For many patients, the total artificial heart may be necessary even if LVADs succeed as permanent devices. Thousands of patients couldn’t be treated with an assist pump, including those with problems on both sides of the heart and those who suffered massive heart attacks.
That medicine is on the verge of a replacement heart--again--is a stunning recovery for a field that once damaged itself by cultivating too much media attention.
In 1982 William DeVries shocked the world, and some of his colleagues, when he implanted the ill-fated Jarvik-7 into a patient named Barney Clark.
The world saw disturbing images of a sick Clark tethered to a console of electronics. Four others would get the Jarvik in the next two years. Only one lived beyond a year. Most in the field acknowledge now that the Jarvik was too experimental to meet the public’s expectations.
But the race was on.
“We felt a little bold,” said Dr. Bartley Griffith, a surgeon at the University of Pittsburgh Medical Center, who implanted more than 20 Jarvik-7s. “I was younger, full of vim and vigor. Hadn’t had all the tragedies, those things that happen to you as you get older.”
Griffith gave his first Jarvik to Thomas Gaidosh, 47, and the operation was a milestone. After four days on the device, he got his donor heart and became the first patient to leave the hospital after a Jarvik operation. He lived 11 more years, long enough to be best man at Jarvik’s wedding.
DeVries’ attempt to turn the Jarvik into a permanent treatment failed, partly because William Schroeder’s 620-day ordeal--he had four strokes and a constant fever--turned the public against the procedure. But the scientists building the next generation of devices learned too much to consider those early tests mistakes.
There were medical insights about clotting and infection. They learned that they need to treat the implantation like a regular, scheduled surgery, using fresh, rested surgeons and otherwise healthy patients rather than rushing dying people into the O.R.

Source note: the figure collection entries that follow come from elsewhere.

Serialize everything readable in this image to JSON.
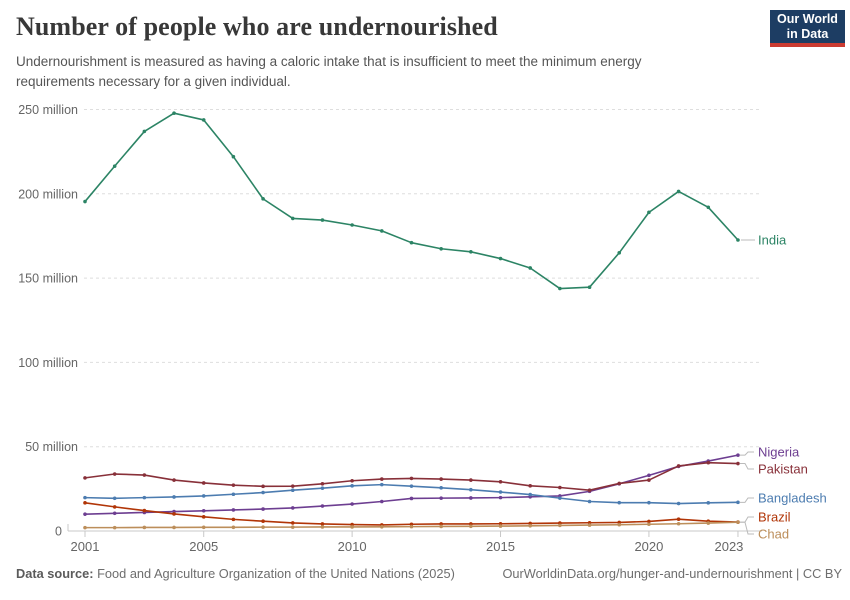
{
  "header": {
    "title": "Number of people who are undernourished",
    "subtitle": "Undernourishment is measured as having a caloric intake that is insufficient to meet the minimum energy requirements necessary for a given individual.",
    "logo": {
      "line1": "Our World",
      "line2": "in Data",
      "bg_color": "#1d3d63",
      "accent_color": "#cb3b31"
    }
  },
  "footer": {
    "source_label": "Data source:",
    "source_text": "Food and Agriculture Organization of the United Nations (2025)",
    "link_text": "OurWorldinData.org/hunger-and-undernourishment | CC BY"
  },
  "chart_data": {
    "type": "line",
    "x": [
      2001,
      2002,
      2003,
      2004,
      2005,
      2006,
      2007,
      2008,
      2009,
      2010,
      2011,
      2012,
      2013,
      2014,
      2015,
      2016,
      2017,
      2018,
      2019,
      2020,
      2021,
      2022,
      2023
    ],
    "x_ticks": [
      2001,
      2005,
      2010,
      2015,
      2020,
      2023
    ],
    "y_ticks": [
      {
        "value": 0,
        "label": "0"
      },
      {
        "value": 50,
        "label": "50 million"
      },
      {
        "value": 100,
        "label": "100 million"
      },
      {
        "value": 150,
        "label": "150 million"
      },
      {
        "value": 200,
        "label": "200 million"
      },
      {
        "value": 250,
        "label": "250 million"
      }
    ],
    "ylim": [
      0,
      250
    ],
    "unit": "million people",
    "grid": "dashed-horizontal",
    "legend_position": "right-of-line-ends",
    "series": [
      {
        "name": "India",
        "color": "#2C8465",
        "values": [
          195.4,
          216.4,
          237.0,
          247.8,
          243.8,
          222.0,
          197.0,
          185.4,
          184.4,
          181.5,
          178.0,
          171.0,
          167.4,
          165.6,
          161.6,
          156.0,
          143.8,
          144.6,
          165.0,
          189.0,
          201.4,
          192.0,
          172.6
        ]
      },
      {
        "name": "Nigeria",
        "color": "#6D3E91",
        "values": [
          10.0,
          10.5,
          11.0,
          11.5,
          12.0,
          12.5,
          13.0,
          13.7,
          14.8,
          16.0,
          17.5,
          19.3,
          19.5,
          19.6,
          19.8,
          20.3,
          20.8,
          23.5,
          28.0,
          33.0,
          38.3,
          41.5,
          45.0
        ]
      },
      {
        "name": "Pakistan",
        "color": "#883039",
        "values": [
          31.5,
          33.8,
          33.2,
          30.2,
          28.5,
          27.2,
          26.5,
          26.6,
          28.0,
          29.8,
          30.8,
          31.2,
          30.8,
          30.2,
          29.2,
          26.8,
          25.8,
          24.2,
          28.2,
          30.2,
          38.6,
          40.5,
          40.0
        ]
      },
      {
        "name": "Bangladesh",
        "color": "#4C7CB0",
        "values": [
          19.8,
          19.4,
          19.8,
          20.2,
          20.8,
          21.8,
          22.8,
          24.2,
          25.4,
          26.8,
          27.5,
          26.6,
          25.6,
          24.5,
          23.1,
          21.6,
          19.5,
          17.5,
          16.8,
          16.8,
          16.3,
          16.7,
          17.0
        ]
      },
      {
        "name": "Brazil",
        "color": "#B13507",
        "values": [
          16.7,
          14.3,
          12.1,
          10.1,
          8.4,
          6.9,
          5.8,
          4.8,
          4.2,
          3.8,
          3.6,
          4.0,
          4.2,
          4.2,
          4.3,
          4.5,
          4.7,
          4.9,
          5.1,
          5.7,
          7.0,
          5.8,
          5.3
        ]
      },
      {
        "name": "Chad",
        "color": "#BC8E5A",
        "values": [
          2.0,
          2.0,
          2.1,
          2.1,
          2.2,
          2.2,
          2.3,
          2.3,
          2.4,
          2.4,
          2.5,
          2.6,
          2.7,
          2.8,
          2.9,
          3.1,
          3.3,
          3.5,
          3.7,
          4.0,
          4.3,
          4.7,
          5.2
        ]
      }
    ]
  }
}
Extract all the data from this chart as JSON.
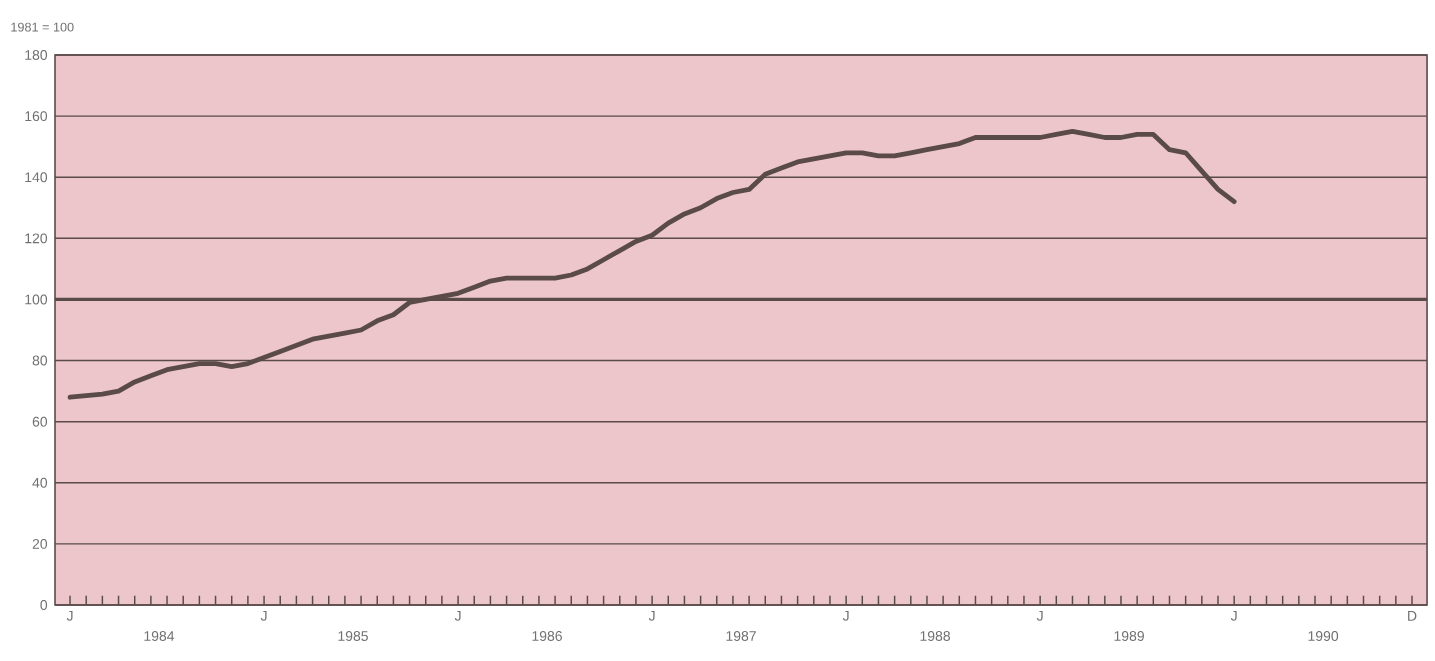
{
  "chart_data": {
    "type": "line",
    "ylabel": "1981 = 100",
    "categories": [
      "J",
      null,
      null,
      null,
      null,
      null,
      null,
      null,
      null,
      null,
      null,
      null,
      "J",
      null,
      null,
      null,
      null,
      null,
      null,
      null,
      null,
      null,
      null,
      null,
      "J",
      null,
      null,
      null,
      null,
      null,
      null,
      null,
      null,
      null,
      null,
      null,
      "J",
      null,
      null,
      null,
      null,
      null,
      null,
      null,
      null,
      null,
      null,
      null,
      "J",
      null,
      null,
      null,
      null,
      null,
      null,
      null,
      null,
      null,
      null,
      null,
      "J",
      null,
      null,
      null,
      null,
      null,
      null,
      null,
      null,
      null,
      null,
      null,
      "J",
      null,
      null,
      null,
      null,
      null,
      null,
      null,
      null,
      null,
      null,
      "D"
    ],
    "values": [
      68,
      68.5,
      69,
      70,
      73,
      75,
      77,
      78,
      79,
      79,
      78,
      79,
      81,
      83,
      85,
      87,
      88,
      89,
      90,
      93,
      95,
      99,
      100,
      101,
      102,
      104,
      106,
      107,
      107,
      107,
      107,
      108,
      110,
      113,
      116,
      119,
      121,
      125,
      128,
      130,
      133,
      135,
      136,
      141,
      143,
      145,
      146,
      147,
      148,
      148,
      147,
      147,
      148,
      149,
      150,
      151,
      153,
      153,
      153,
      153,
      153,
      154,
      155,
      154,
      153,
      153,
      154,
      154,
      149,
      148,
      142,
      136,
      132,
      null,
      null,
      null,
      null,
      null,
      null,
      null,
      null,
      null,
      null,
      null
    ],
    "color": "#5a4b48",
    "line_style": "solid",
    "ylim": [
      0,
      180
    ],
    "yticks": [
      0,
      20,
      40,
      60,
      80,
      100,
      120,
      140,
      160,
      180
    ],
    "annotations": [
      "1984",
      "1985",
      "1986",
      "1987",
      "1988",
      "1989",
      "1990"
    ],
    "grid": "y",
    "ref_lines": [
      {
        "axis": "y",
        "value": 100,
        "color": "#5a4b48"
      }
    ]
  }
}
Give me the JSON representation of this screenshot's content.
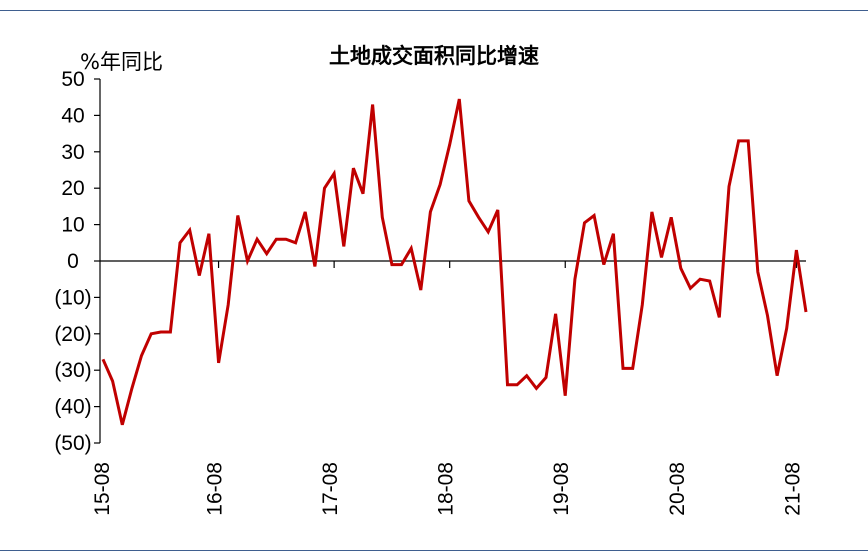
{
  "chart_data": {
    "type": "line",
    "title": "土地成交面积同比增速",
    "ylabel": "%年同比",
    "xlabel": "",
    "ylim": [
      -50,
      50
    ],
    "yticks": [
      50,
      40,
      30,
      20,
      10,
      0,
      -10,
      -20,
      -30,
      -40,
      -50
    ],
    "ytick_labels": [
      "50",
      "40",
      "30",
      "20",
      "10",
      "0",
      "(10)",
      "(20)",
      "(30)",
      "(40)",
      "(50)"
    ],
    "xtick_labels": [
      "15-08",
      "16-08",
      "17-08",
      "18-08",
      "19-08",
      "20-08",
      "21-08"
    ],
    "grid": false,
    "line_color": "#c00000",
    "series": [
      {
        "values": [
          -27,
          -33,
          -45,
          -35,
          -26,
          -20,
          -19.5,
          -19.5,
          5,
          8.5,
          -4,
          7.5,
          -28,
          -12,
          12.5,
          0,
          6,
          2,
          6,
          6,
          5,
          13.5,
          -1.5,
          20,
          24,
          4,
          25.5,
          18.5,
          43,
          12,
          -1,
          -1,
          3.5,
          -8,
          13.5,
          21,
          32,
          44.5,
          16.5,
          12,
          8,
          14,
          -34,
          -34,
          -31.5,
          -35,
          -32,
          -14.5,
          -37,
          -5,
          10.5,
          12.5,
          -1,
          7.5,
          -29.5,
          -29.5,
          -12,
          13.5,
          1,
          12,
          -2,
          -7.5,
          -5,
          -5.5,
          -15.5,
          20.5,
          33,
          33,
          -3,
          -15,
          -31.5,
          -18.5,
          3,
          -14
        ]
      }
    ]
  }
}
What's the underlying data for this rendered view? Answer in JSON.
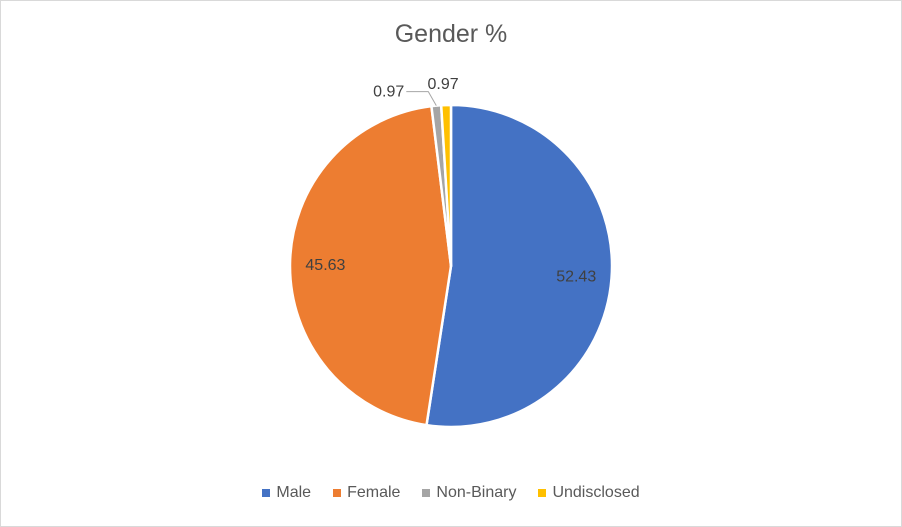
{
  "chart_data": {
    "type": "pie",
    "title": "Gender %",
    "categories": [
      "Male",
      "Female",
      "Non-Binary",
      "Undisclosed"
    ],
    "values": [
      52.43,
      45.63,
      0.97,
      0.97
    ],
    "colors": [
      "#4472c4",
      "#ed7d31",
      "#a5a5a5",
      "#ffc000"
    ],
    "data_labels": [
      "52.43",
      "45.63",
      "0.97",
      "0.97"
    ],
    "legend_position": "bottom"
  }
}
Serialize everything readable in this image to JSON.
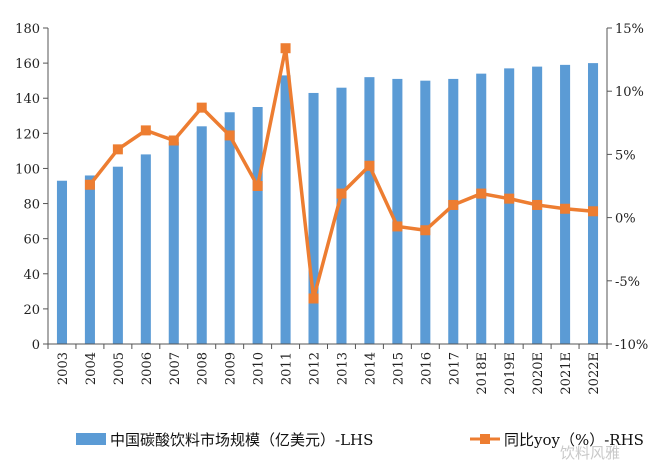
{
  "chart_data": {
    "type": "bar+line",
    "categories": [
      "2003",
      "2004",
      "2005",
      "2006",
      "2007",
      "2008",
      "2009",
      "2010",
      "2011",
      "2012",
      "2013",
      "2014",
      "2015",
      "2016",
      "2017",
      "2018E",
      "2019E",
      "2020E",
      "2021E",
      "2022E"
    ],
    "series": [
      {
        "name": "中国碳酸饮料市场规模（亿美元）-LHS",
        "type": "bar",
        "axis": "left",
        "color": "#5B9BD5",
        "values": [
          93,
          96,
          101,
          108,
          115,
          124,
          132,
          135,
          153,
          143,
          146,
          152,
          151,
          150,
          151,
          154,
          157,
          158,
          159,
          160
        ]
      },
      {
        "name": "同比yoy（%）-RHS",
        "type": "line",
        "axis": "right",
        "color": "#ED7D31",
        "values": [
          null,
          2.6,
          5.4,
          6.9,
          6.1,
          8.7,
          6.5,
          2.5,
          13.4,
          -6.4,
          1.9,
          4.1,
          -0.7,
          -1.0,
          1.0,
          1.9,
          1.5,
          1.0,
          0.7,
          0.5
        ]
      }
    ],
    "y_left": {
      "min": 0,
      "max": 180,
      "step": 20,
      "ticks": [
        "0",
        "20",
        "40",
        "60",
        "80",
        "100",
        "120",
        "140",
        "160",
        "180"
      ]
    },
    "y_right": {
      "min": -10,
      "max": 15,
      "step": 5,
      "ticks": [
        "-10%",
        "-5%",
        "0%",
        "5%",
        "10%",
        "15%"
      ]
    },
    "grid": false,
    "legend": "bottom",
    "legend_labels": [
      "中国碳酸饮料市场规模（亿美元）-LHS",
      "同比yoy（%）-RHS"
    ],
    "watermark": "饮料风雅"
  }
}
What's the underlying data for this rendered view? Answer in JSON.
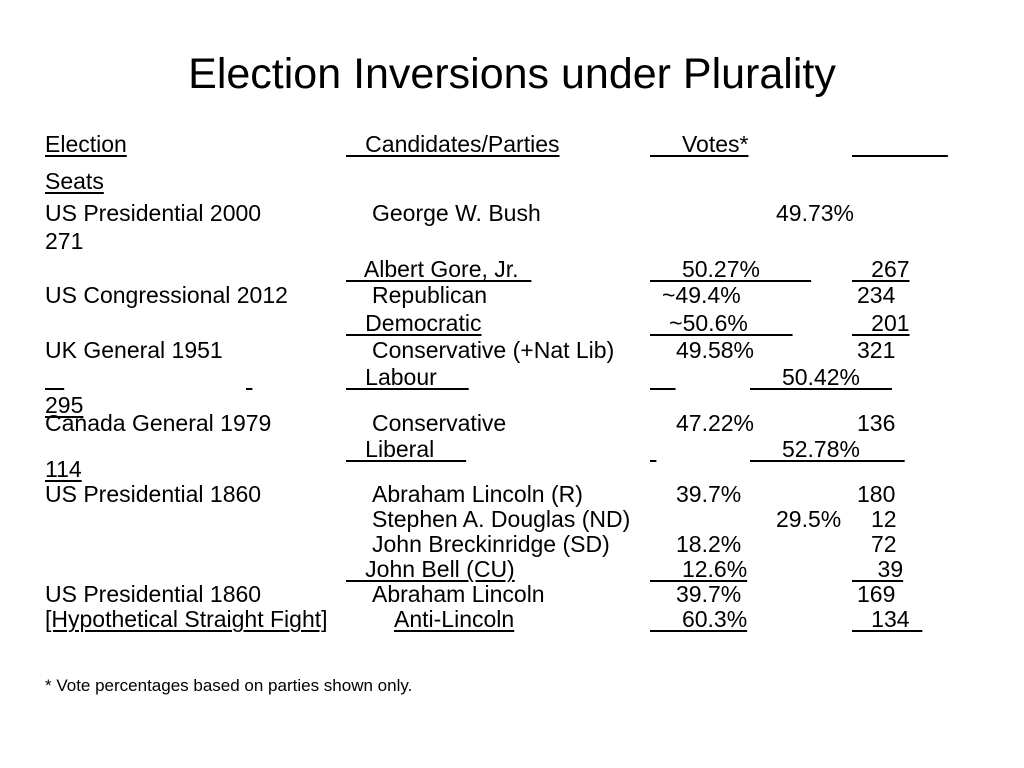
{
  "slide": {
    "title": "Election Inversions under Plurality",
    "footnote": "* Vote percentages based on parties shown only."
  },
  "header": {
    "election": "Election",
    "candidates": "   Candidates/Parties",
    "votes": "     Votes*",
    "blank_underline": "               ",
    "seats": "Seats"
  },
  "rows": [
    {
      "election": "US Presidential 2000",
      "candidate": "George W. Bush",
      "votes": "49.73%",
      "seats": "271"
    },
    {
      "candidate": "   Albert Gore, Jr.  ",
      "votes": "     50.27%        ",
      "seats": "   267"
    },
    {
      "election": "US Congressional 2012",
      "candidate": "Republican",
      "votes": "~49.4%",
      "seats": "234"
    },
    {
      "candidate": "   Democratic",
      "votes": "   ~50.6%       ",
      "seats": "   201"
    },
    {
      "election": "UK General 1951",
      "candidate": "Conservative (+Nat Lib)",
      "votes": "49.58%",
      "seats": "321"
    },
    {
      "election_underline_left": "   ",
      "election_underline_right": " ",
      "candidate": "   Labour     ",
      "votes_blank": "    ",
      "votes": "     50.42%     ",
      "seats": "295"
    },
    {
      "election": "Canada General 1979",
      "candidate": "Conservative",
      "votes": "47.22%",
      "seats": "136"
    },
    {
      "candidate": "   Liberal     ",
      "votes_blank": " ",
      "votes": "     52.78%       ",
      "seats": "114"
    },
    {
      "election": "US Presidential 1860",
      "candidate": "Abraham Lincoln (R)",
      "votes": "39.7%",
      "seats": "180"
    },
    {
      "candidate": "Stephen A. Douglas (ND)",
      "votes": "29.5%",
      "seats": "12"
    },
    {
      "candidate": "John Breckinridge (SD)",
      "votes": "18.2%",
      "seats": "72"
    },
    {
      "candidate": "   John Bell (CU)",
      "votes": "     12.6%",
      "seats": "    39"
    },
    {
      "election": "US Presidential 1860",
      "candidate": "Abraham Lincoln",
      "votes": "39.7%",
      "seats": "169"
    },
    {
      "election": "[Hypothetical Straight Fight]",
      "candidate": "Anti-Lincoln",
      "votes": "     60.3%",
      "seats": "   134  "
    }
  ]
}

“We learned these devices were not like religious agents. They couldn’t resurrect someone who was too far down,” Griffith said.
And they learned how public opinion can turn a medical advance into a debacle.
Age has tempered their arrogance and experience has made them wiser, but their ambitions remain the same. And this next foray into artificial hearts will be different, they promise.
“I’m very excited,” said David Lederman, Abiomed’s chief executive. “But I don’t want to exaggerate where we are. I think if we do that, we will make the same mistakes that were made before, and we will turn something that is very exciting into a catastrophe.”